For as long as I can remember, I have had a difficult time asking for what I want. As a child, I remember when everyone had an IM account (this is the oldest sentence you will hear today) and I was scared to ask my parents if I could get one as well. When I go over to a friend’s house and I’m starving, I rarely ever say anything about it, unless he or she bring it up first. I hoped when I entered college, my habits would change. Some have, but I am still terrible about asking for what I want. It has taken me a while to understand why I need to tackle this fear head on: if you don’t ask for it, you won’t get it. So here are five things I’ve been keeping in mind while interacting with others:
1. You may ask for something and the answer may very well (and quite often is) a resounding NO. That’s okay. I have started asking for what I want a lot and I get met with a lot of no’s. But I also get a lot of yeses. The world keeps spinning. I keep asking. There’s an expression that goes something like: One bad day doesn’t make a bad life. One no doesn’t mean a lifetime of no’s.

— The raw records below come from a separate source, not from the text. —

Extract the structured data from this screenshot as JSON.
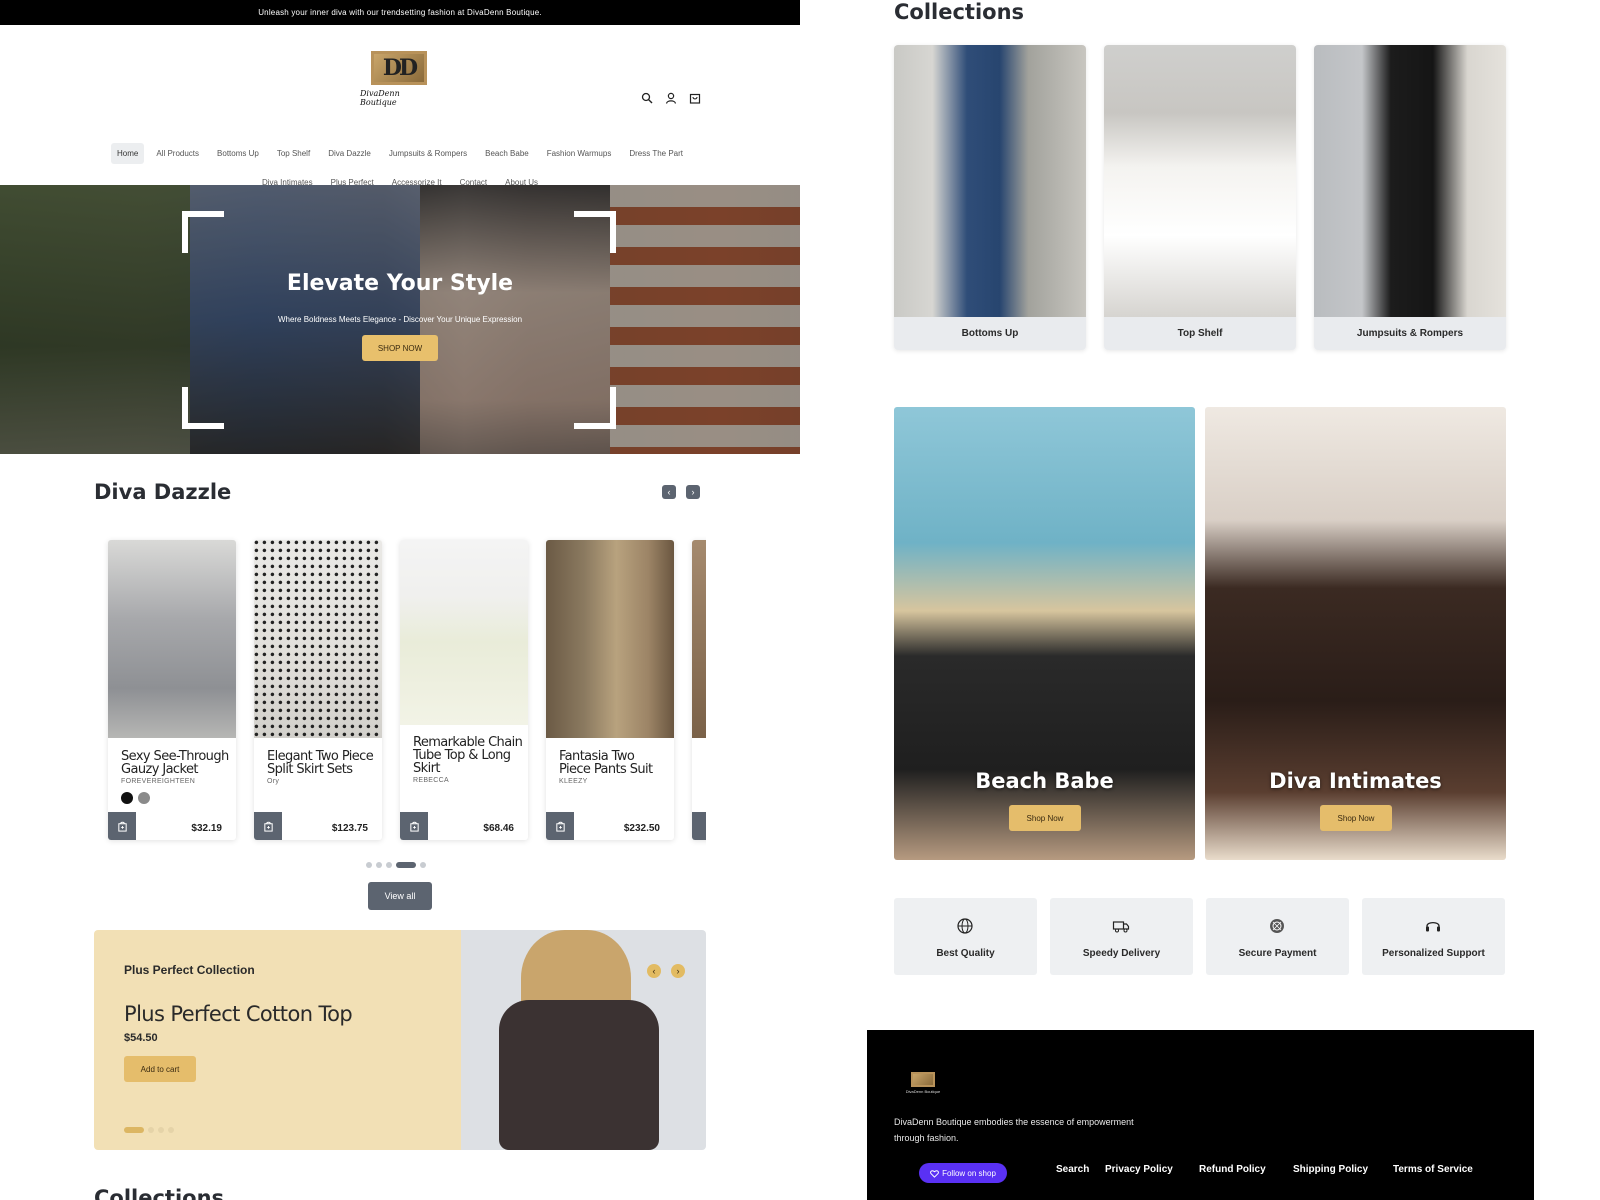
{
  "announcement": "Unleash your inner diva with our trendsetting fashion at DivaDenn Boutique.",
  "logo": {
    "mark": "DD",
    "text": "DivaDenn Boutique"
  },
  "header_icons": [
    "search-icon",
    "account-icon",
    "cart-icon"
  ],
  "nav": {
    "row1": [
      "Home",
      "All Products",
      "Bottoms Up",
      "Top Shelf",
      "Diva Dazzle",
      "Jumpsuits & Rompers",
      "Beach Babe",
      "Fashion Warmups",
      "Dress The Part"
    ],
    "row2": [
      "Diva Intimates",
      "Plus Perfect",
      "Accessorize It",
      "Contact",
      "About Us"
    ],
    "active": "Home"
  },
  "hero": {
    "title": "Elevate Your Style",
    "subtitle": "Where Boldness Meets Elegance - Discover Your Unique Expression",
    "button": "SHOP NOW"
  },
  "diva_dazzle": {
    "title": "Diva Dazzle",
    "products": [
      {
        "name": "Sexy See-Through Gauzy Jacket",
        "brand": "FOREVEREIGHTEEN",
        "price": "$32.19",
        "swatches": [
          "#111111",
          "#8a8a8a"
        ]
      },
      {
        "name": "Elegant Two Piece Split Skirt Sets",
        "brand": "Ory",
        "price": "$123.75"
      },
      {
        "name": "Remarkable Chain Tube Top & Long Skirt",
        "brand": "REBECCA",
        "price": "$68.46"
      },
      {
        "name": "Fantasia Two Piece Pants Suit",
        "brand": "KLEEZY",
        "price": "$232.50"
      }
    ],
    "view_all": "View all",
    "page_count": 5,
    "active_page": 4
  },
  "plus_perfect": {
    "eyebrow": "Plus Perfect Collection",
    "title": "Plus Perfect Cotton Top",
    "price": "$54.50",
    "button": "Add to cart",
    "slide_count": 4,
    "active_slide": 1
  },
  "collections": {
    "title": "Collections",
    "cut_title": "Collections",
    "items": [
      "Bottoms Up",
      "Top Shelf",
      "Jumpsuits & Rompers"
    ]
  },
  "featured": [
    {
      "title": "Beach Babe",
      "button": "Shop Now"
    },
    {
      "title": "Diva Intimates",
      "button": "Shop Now"
    }
  ],
  "perks": [
    {
      "label": "Best Quality",
      "icon": "globe-icon"
    },
    {
      "label": "Speedy Delivery",
      "icon": "truck-icon"
    },
    {
      "label": "Secure Payment",
      "icon": "secure-payment-icon"
    },
    {
      "label": "Personalized Support",
      "icon": "headset-icon"
    }
  ],
  "footer": {
    "description": "DivaDenn Boutique embodies the essence of empowerment through fashion.",
    "follow_button": "Follow on shop",
    "links": [
      "Search",
      "Privacy Policy",
      "Refund Policy",
      "Shipping Policy",
      "Terms of Service"
    ]
  },
  "colors": {
    "accent_gold": "#e5bd6b",
    "slate": "#5c6470",
    "cream": "#f2e0b5",
    "shop_purple": "#5a31f4"
  }
}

2. You have to know what you want. But you can change your mind. Isn’t that the part of the deal that we forget? I can wake up tomorrow and say, “I don’t want to do this anymore.” I get to say that if I choose to. It is my life. But then I have to start asking myself: Well, what do I want then? And then be willing to be with the answers. And the answer might be: I have no idea what I want. Guess what? That’s okay. Keep asking. Keep looking. Ask for clarity.

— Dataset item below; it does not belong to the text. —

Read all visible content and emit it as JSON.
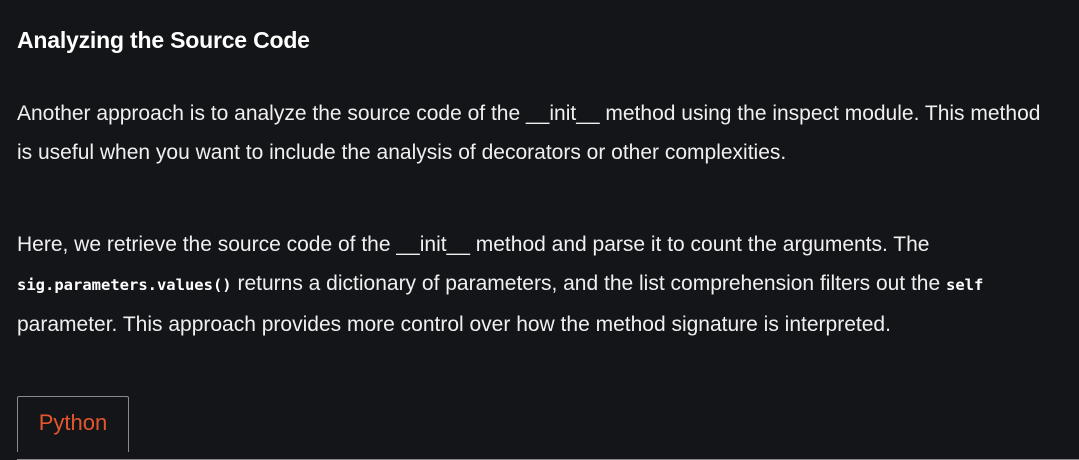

3. You are worth it. Tattoo that on your brain. Seriously. The world starts to respond when we believe that about ourselves. It doesn’t always look like we thought it would but shifts begin to take place when we start to realize and acknowledge our self-worth.
4. Getting told no does not mean you suck. I recently submitted a piece to a literary magazine only to realize that it didn’t work—the editor asked me to redo it. The same day I got a rejection letter for what I thought was the best essay I had ever written. Guess what? I better take a few minutes, allow myself to be disappointed, then buck up and get writing. If we believed that we sucked every time that someone told us no, we would never write books or cook meatballs or go on dates or have babies.

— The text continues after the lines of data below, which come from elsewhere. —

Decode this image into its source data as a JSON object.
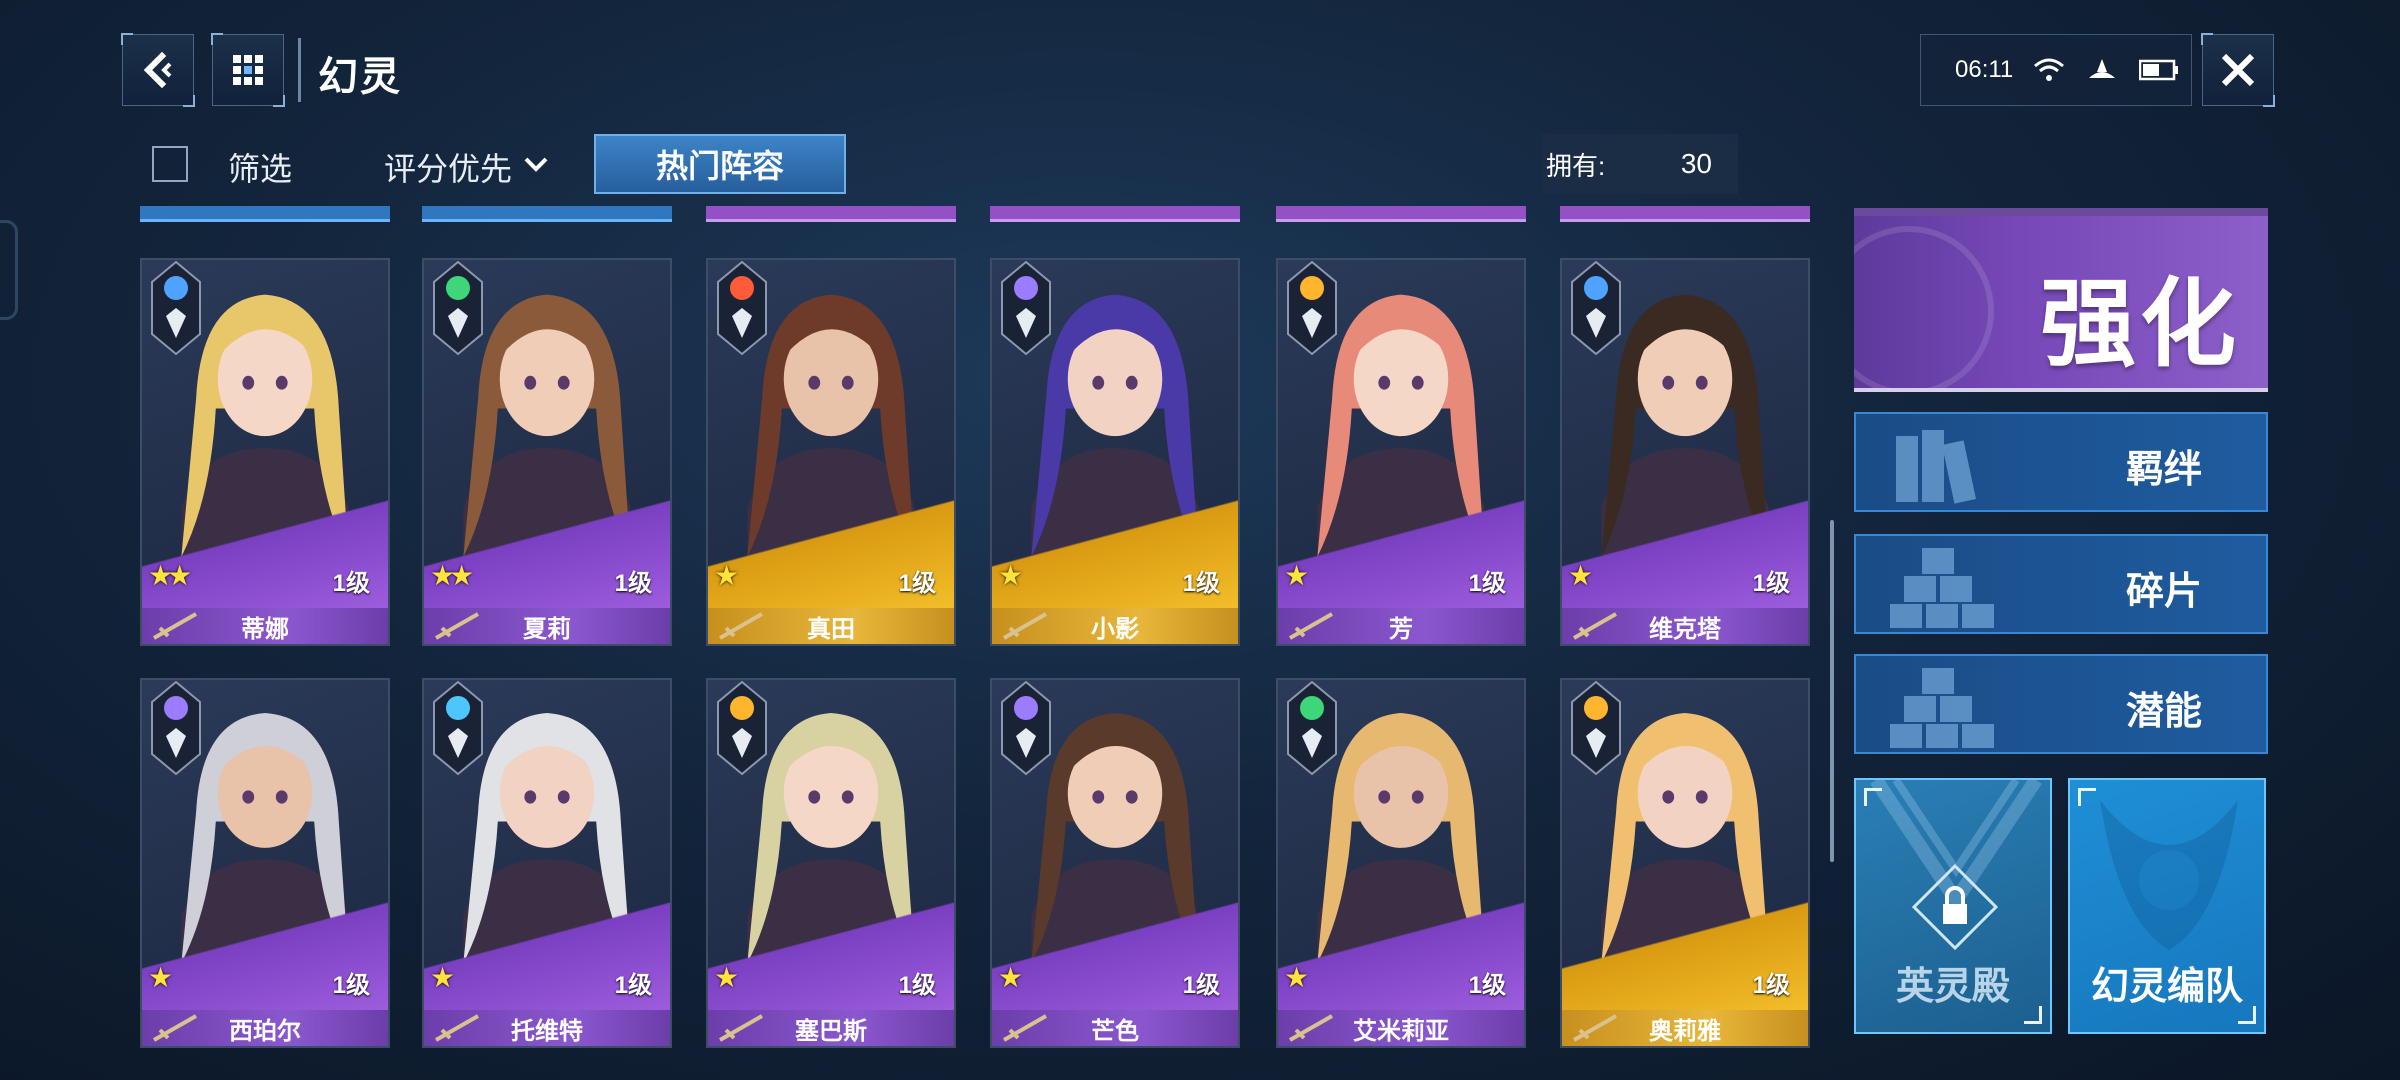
{
  "header": {
    "title": "幻灵",
    "back_icon": "back-arrow-icon",
    "menu_icon": "grid-menu-icon"
  },
  "status": {
    "time": "06:11"
  },
  "toolbar": {
    "filter_label": "筛选",
    "sort_label": "评分优先",
    "hot_lineup_label": "热门阵容",
    "owned_label": "拥有:",
    "owned_value": "30"
  },
  "characters": [
    {
      "name": "蒂娜",
      "level": "1级",
      "stars": "★★",
      "rarity": "purple",
      "element_color": "#4da3ff"
    },
    {
      "name": "夏莉",
      "level": "1级",
      "stars": "★★",
      "rarity": "purple",
      "element_color": "#3fd67a"
    },
    {
      "name": "真田",
      "level": "1级",
      "stars": "★",
      "rarity": "gold",
      "element_color": "#ff5a3a"
    },
    {
      "name": "小影",
      "level": "1级",
      "stars": "★",
      "rarity": "gold",
      "element_color": "#9b7cff"
    },
    {
      "name": "芳",
      "level": "1级",
      "stars": "★",
      "rarity": "purple",
      "element_color": "#ffb52e"
    },
    {
      "name": "维克塔",
      "level": "1级",
      "stars": "★",
      "rarity": "purple",
      "element_color": "#4da3ff"
    },
    {
      "name": "西珀尔",
      "level": "1级",
      "stars": "★",
      "rarity": "purple",
      "element_color": "#9b7cff"
    },
    {
      "name": "托维特",
      "level": "1级",
      "stars": "★",
      "rarity": "purple",
      "element_color": "#4dc6ff"
    },
    {
      "name": "塞巴斯",
      "level": "1级",
      "stars": "★",
      "rarity": "purple",
      "element_color": "#ffb52e"
    },
    {
      "name": "芒色",
      "level": "1级",
      "stars": "★",
      "rarity": "purple",
      "element_color": "#9b7cff"
    },
    {
      "name": "艾米莉亚",
      "level": "1级",
      "stars": "★",
      "rarity": "purple",
      "element_color": "#3fd67a"
    },
    {
      "name": "奥莉雅",
      "level": "1级",
      "stars": "",
      "rarity": "gold",
      "element_color": "#ffb52e"
    }
  ],
  "side_panel": {
    "enhance_label": "强化",
    "bond_label": "羁绊",
    "fragment_label": "碎片",
    "potential_label": "潜能",
    "hall_label": "英灵殿",
    "team_label": "幻灵编队"
  }
}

5. Being scared of asking for what we want is pretty much par for the course. Do it anyway. I think it is much scarier to be say, ninety years old, looking back and saying, I lived my life in fear. I wanted to write a book and I was too scared to ask for it, or whatever it was that we were afraid to ask for from life. Author Gayle Brandeis says, “Fear is just an interesting sensation. You don’t need to give it more power than that.”